Thanks! No, they don't pay much attention to each other, except when two of them are near the enlarged holes in the divider grid (put there to encourage water flow at the front) Even then, its not for long. The pink EE is the most aggressive, (well, he _is_ pink. "A Boy Named Sue", LOL?) but even with him nothing stressful.


----------



## dtejeda.arias (Mar 5, 2013)

Nice!


----------



## wendyjo (Feb 20, 2009)

Looks good. I don't have a divided tank but I have a male and female in tanks next to each other and they never pay each other any mind either.


----------



## TeteRouge (Jul 26, 2009)

wendyjo said:


> Looks good. I don't have a divided tank but I have a male and female in tanks next to each other and they never pay each other any mind either.


Thanks! :biggrin:


----------



## scapegoat (Jun 3, 2010)

everyone loves a good 3-way, and this one delivers.


----------



## TeteRouge (Jul 26, 2009)

:hihi: :hihi: :hihi:


----------



## Oceangirl (Feb 5, 2013)

OMG, it looks so much better than when I did divided tank. Your HM looks lovely! I am in love! The tank is so beautiful!


----------



## TeteRouge (Jul 26, 2009)

Oceangirl said:


> .... Your HM looks lovely! I am in love! The tank is so beautiful!

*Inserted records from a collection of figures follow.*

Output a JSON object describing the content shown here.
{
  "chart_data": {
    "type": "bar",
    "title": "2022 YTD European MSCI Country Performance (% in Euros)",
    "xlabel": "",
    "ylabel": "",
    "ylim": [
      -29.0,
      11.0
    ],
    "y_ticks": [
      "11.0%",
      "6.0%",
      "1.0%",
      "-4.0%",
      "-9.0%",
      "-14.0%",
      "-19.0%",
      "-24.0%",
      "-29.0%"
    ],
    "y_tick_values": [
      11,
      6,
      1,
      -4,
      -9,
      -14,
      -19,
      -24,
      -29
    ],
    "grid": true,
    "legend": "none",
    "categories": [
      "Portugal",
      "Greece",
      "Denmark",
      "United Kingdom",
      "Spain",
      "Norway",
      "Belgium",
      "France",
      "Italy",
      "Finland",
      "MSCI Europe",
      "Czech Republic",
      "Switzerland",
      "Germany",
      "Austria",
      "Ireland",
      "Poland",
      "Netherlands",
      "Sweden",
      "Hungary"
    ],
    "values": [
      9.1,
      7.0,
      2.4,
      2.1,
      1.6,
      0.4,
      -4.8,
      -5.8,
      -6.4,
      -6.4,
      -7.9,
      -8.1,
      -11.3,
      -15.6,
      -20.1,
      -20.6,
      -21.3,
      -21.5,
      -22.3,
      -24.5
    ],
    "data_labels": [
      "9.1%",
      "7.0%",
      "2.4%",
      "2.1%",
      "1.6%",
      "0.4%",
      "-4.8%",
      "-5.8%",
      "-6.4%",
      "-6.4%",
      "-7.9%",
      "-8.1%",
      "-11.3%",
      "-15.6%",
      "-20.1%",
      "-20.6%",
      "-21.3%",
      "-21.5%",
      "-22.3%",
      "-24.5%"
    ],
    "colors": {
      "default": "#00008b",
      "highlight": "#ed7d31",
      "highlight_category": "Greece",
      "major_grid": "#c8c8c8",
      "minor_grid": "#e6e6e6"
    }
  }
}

Thanks! The HM came from Petco.. LOL, I did a divided tank eons ago to separate some unexpected fry from general tank and _hated_ it. Of course, it was one of those overpriced blue and clear ones from PetWhatever. This was inspired by seeing some nice ones, getting hooked on Bettas, and not wanting the expense and work of multiple tanks all over. If I ever do another, it will be a 20 long...:biggrin:


----------